Transcriptomic analysis of neuroblastoma cells in response to stable over-expression of armadillo repeat containing 12 (ARMC12)

Neuroblastoma (NB), a malignant embryonic tumor arising from primitive neural crest cells, accounts for more than 7% of malignancies and around 15% of cancer-related mortality in childhood. Better elucidating the mechanisms of tumorigenesis and aggressiveness is important for improving the therapeutic efficiencies of NB. Through mining of a public microarray dataset, we identified armadillo repeat containing 12 (ARMC12) as a novel ARM member associated with the progression of NB. To investigate the mechanisms underlying the oncogenic functions of ARMC12, we employed the Illumina HiSeq X Ten as a discovery platform to analyze the transcriptome profiling changes of human SH-SY5Y cells in response to stable over-expression of ARMC12. The results showed that stable over-expression of ARMC12 led to altered expression of 6125 human mRNAs, including 2901 up-regulated genes and 3224 down-regulated genes.
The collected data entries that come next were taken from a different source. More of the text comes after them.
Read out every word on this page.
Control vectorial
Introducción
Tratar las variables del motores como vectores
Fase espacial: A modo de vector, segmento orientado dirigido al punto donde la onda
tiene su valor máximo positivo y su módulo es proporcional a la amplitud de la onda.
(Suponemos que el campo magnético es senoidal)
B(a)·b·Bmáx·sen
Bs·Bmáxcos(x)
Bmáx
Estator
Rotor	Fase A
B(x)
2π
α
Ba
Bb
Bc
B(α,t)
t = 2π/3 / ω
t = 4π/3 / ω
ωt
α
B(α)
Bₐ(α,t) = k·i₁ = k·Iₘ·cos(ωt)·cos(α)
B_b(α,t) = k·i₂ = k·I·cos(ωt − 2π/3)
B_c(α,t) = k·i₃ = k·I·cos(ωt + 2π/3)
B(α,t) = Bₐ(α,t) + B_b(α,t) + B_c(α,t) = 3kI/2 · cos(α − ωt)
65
Then we found the possible roles of these differentially regulated mRNAs in selected pathways including cell cycle/proliferation, invasion, and metastasis by bioinformatic analysis. Furthermore, we validated the RNA-seq results by real-time RT-PCR with high identity. Overall, our results provided fundamental information about the transcriptomic changes in response to ARMC12 over-expression in human NB cells, and these findings will help us understand the pathogenesis of NB. Total RNA of cells stably transfected with empty vector or ARMC12 was extracted using the TRIzol® reagent according to the manufacturer's instructions. RNA concentration was measured using a Qubit® RNA Assay Kit with a Qubit® 2.0 Fluorometer (Life Technologies, Inc.), and integrity was assessed using the RNA Nano 6000 Assay Kit with a Bioanalyzer 2100 system (Agilent Technologies, CA). Library preparation and transcriptome sequencing on an Illumina HiSeq X Ten platform were performed by Novogene Bioinformatics Technology Co., Ltd. (Beijing, China), and 100 bp paired-end reads were generated. HTSeq v0.6.0 was used to count the reads numbers mapped to each gene.